Puso la cesta y la ropa del bebé dentro del coche. Ropa interior, calcetines, una chaquetilla de lana, pantalones y hasta una gorra diminuta. Éstas eran las cosas que Himiko había tardado más de una hora en comprar, mientras él aguardaba en el coche, intranquilo por la tardanza. Incluso llegó a pensar que Himiko le había abandonado, tanto se demoraba.
– Bird, la comida está lista -dijo la chica cuando Bird entró.
Himiko estaba comiendo una salchicha de pie en la cocina. A Bird le asqueó el olor a ajo que desprendía la sartén y sacudió la cabeza. Himiko tomó un sorbo de agua y, con el vaso en la mano y expeliendo un fuerte olor a ajo, dijo:
– Si no tienes hambre, dúchate.
– Eso haré -dijo Bird, aliviado.
Generalmente cuando se duchaba sentía deseos sexuales, pero hoy sólo sentía un doloroso martilleo en el corazón. Cerró los ojos bajo la lluvia tibia, inclinó la cabeza hacia atrás e intentó frotarse detrás de las orejas. Poco después, Himiko se metió con él bajo la ducha y comenzó a lavarse rascándose enérgicamente en todo el cuerpo. Bird salió del cuarto de baño. Mientras se secaba oyó un golpe seco, como el golpe de algo pesado contra el suelo, fuera de la casa. Se asomó a la ventana y vio que el MG escoraba peligrosamente, semejante a un barco naufragando: el neumático delantero derecho había desaparecido. Se vistió en un santiamén y salió: las pisadas se alejaban por el callejón pero Bird se entretuvo examinando el coche. Alguien lo había levantado con un gato, había quitado el neumático y desaparecido en un momento. El gato estaba bajo el coche, como un brazo fracturado. Un faro delantero se había roto.
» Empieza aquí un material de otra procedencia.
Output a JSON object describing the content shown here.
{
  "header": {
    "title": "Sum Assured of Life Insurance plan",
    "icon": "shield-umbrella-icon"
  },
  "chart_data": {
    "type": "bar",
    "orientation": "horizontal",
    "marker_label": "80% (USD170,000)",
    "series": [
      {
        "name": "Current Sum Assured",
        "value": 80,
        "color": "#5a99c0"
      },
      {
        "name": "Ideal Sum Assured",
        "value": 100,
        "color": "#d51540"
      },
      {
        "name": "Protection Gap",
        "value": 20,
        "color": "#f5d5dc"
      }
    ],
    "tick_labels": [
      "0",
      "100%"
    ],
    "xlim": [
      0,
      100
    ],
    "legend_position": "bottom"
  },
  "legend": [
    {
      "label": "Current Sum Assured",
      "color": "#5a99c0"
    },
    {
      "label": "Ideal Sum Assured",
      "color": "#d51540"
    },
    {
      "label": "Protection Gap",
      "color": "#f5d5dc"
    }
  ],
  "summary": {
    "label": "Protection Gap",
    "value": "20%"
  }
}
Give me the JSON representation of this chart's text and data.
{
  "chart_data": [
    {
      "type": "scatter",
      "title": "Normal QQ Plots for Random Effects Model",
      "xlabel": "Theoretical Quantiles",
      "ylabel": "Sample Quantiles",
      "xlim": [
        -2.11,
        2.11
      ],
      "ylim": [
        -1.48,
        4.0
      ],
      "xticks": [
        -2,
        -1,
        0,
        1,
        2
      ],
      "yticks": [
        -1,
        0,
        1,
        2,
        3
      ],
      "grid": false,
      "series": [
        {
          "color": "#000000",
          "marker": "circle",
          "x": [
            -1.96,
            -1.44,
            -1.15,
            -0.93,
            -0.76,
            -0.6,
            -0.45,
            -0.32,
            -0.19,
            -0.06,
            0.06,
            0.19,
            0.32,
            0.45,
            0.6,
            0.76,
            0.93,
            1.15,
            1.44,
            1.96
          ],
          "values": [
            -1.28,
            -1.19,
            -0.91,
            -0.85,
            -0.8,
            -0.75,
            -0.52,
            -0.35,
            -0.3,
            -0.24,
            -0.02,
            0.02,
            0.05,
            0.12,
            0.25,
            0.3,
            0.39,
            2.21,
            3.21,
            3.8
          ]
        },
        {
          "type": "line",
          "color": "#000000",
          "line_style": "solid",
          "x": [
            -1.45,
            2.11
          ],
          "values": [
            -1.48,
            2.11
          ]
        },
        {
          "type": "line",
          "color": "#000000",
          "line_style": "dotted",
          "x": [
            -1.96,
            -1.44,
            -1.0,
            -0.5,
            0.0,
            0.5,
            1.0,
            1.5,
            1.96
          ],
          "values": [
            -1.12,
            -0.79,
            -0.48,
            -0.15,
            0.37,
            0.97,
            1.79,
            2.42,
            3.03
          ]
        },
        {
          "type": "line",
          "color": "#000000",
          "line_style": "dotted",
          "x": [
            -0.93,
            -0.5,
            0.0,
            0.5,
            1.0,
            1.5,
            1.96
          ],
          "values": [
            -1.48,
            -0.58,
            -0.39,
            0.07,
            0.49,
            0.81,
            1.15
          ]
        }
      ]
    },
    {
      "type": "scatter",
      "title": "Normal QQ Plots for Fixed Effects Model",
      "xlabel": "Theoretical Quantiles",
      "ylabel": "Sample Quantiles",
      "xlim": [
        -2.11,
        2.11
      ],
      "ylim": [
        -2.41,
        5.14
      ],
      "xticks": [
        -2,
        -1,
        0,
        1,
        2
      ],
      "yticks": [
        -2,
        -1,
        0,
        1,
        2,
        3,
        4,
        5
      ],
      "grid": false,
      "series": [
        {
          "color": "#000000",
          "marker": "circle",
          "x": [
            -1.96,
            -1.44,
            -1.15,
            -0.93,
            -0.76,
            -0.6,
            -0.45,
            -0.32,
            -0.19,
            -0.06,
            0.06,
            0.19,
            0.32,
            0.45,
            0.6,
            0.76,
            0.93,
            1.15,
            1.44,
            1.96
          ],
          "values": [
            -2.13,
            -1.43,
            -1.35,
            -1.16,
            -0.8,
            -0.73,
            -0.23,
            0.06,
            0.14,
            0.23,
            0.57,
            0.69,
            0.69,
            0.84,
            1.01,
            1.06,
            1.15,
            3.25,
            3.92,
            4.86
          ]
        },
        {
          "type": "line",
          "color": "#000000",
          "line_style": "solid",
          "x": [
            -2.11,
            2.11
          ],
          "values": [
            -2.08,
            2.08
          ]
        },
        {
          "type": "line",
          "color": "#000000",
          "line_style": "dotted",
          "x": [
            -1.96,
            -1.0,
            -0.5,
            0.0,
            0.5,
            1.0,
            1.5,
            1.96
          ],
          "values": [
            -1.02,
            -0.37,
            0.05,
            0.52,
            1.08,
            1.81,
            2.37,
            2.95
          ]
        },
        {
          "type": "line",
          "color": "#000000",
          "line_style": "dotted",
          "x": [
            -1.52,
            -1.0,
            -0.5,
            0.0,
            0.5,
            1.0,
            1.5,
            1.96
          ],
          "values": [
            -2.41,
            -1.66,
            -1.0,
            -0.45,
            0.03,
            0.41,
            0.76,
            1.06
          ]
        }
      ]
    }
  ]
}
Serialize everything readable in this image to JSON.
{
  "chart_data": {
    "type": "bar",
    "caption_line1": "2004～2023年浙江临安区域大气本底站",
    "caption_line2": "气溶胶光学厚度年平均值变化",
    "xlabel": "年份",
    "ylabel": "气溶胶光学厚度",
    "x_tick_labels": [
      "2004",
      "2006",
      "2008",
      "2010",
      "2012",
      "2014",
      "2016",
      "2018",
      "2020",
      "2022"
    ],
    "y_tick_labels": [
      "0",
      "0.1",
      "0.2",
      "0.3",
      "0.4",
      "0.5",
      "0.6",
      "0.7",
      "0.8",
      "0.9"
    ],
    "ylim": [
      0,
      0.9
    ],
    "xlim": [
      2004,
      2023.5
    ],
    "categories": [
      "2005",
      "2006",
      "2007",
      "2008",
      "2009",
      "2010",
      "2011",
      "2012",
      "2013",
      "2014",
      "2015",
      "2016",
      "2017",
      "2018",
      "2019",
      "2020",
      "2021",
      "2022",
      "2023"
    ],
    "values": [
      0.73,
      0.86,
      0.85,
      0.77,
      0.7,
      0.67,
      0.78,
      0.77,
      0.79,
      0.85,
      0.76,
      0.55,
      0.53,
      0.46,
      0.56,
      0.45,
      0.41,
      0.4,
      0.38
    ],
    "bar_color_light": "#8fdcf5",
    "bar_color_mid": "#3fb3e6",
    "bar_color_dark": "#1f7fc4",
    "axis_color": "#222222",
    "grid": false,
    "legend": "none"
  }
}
– ¡Han robado un neumático! -gritó a Himiko, que aún seguía en la ducha-. ¿Tienes repuesto?
– Al fondo del trastero.
– Pero ¿a quién se le ocurriría robar sólo un neumático?
– ¿Recuerdas el chico joven que viste por la ventana aquella noche, antes de que llegara el doctor de cabeza de huevo? Pues ha sido él. Es uno de sus numeritos. Seguro que nos está observando desde algún sitio -explicó Himiko a gritos, como si no hubiera sucedido nada-. Si no le damos importancia y nos ve partir, seguro que llorará en su escondite como un niño. Intentémoslo.
– Si, muy bien, pero antes hay que ver si el coche funciona.
Bird puso el neumático de recambio y encendió el motor. Funcionaba, pero él estaba sucio de barro y grasa, y sudaba a mares. Tuvo ganas de darse otra ducha, pero Himiko ya estaba lista. Partieron como estaban y al salir del callejón alguien les arrojó guijarros al techo.
– Ven tú también -instó a Himiko cuando ella no hizo nada por salir del coche.
Avanzaron juntos y de prisa por el corredor que conducía a la sala de cuidados intensivos. Bird sujetaba la cesta e Himiko la ropa del bebé. En el hospital había una atmósfera extraña, ningún paciente les prestaba atención. Tal vez se debía a la lluvia y el viento, y a los truenos que retumbaban a lo lejos. Bird buscaba las palabras para hacer entender a las enfermeras que se llevaría al bebé. Pero en la sala ya se sabía que venían por el bebé, lo que alivió a Bird. Igual se mantuvo inexpresivo, con la mirada fija en el suelo, y respondió lo imprescindible a las preguntas rutinarias. No deseaba que ninguna enfermera se pusiera a hacer preguntas inoportunas.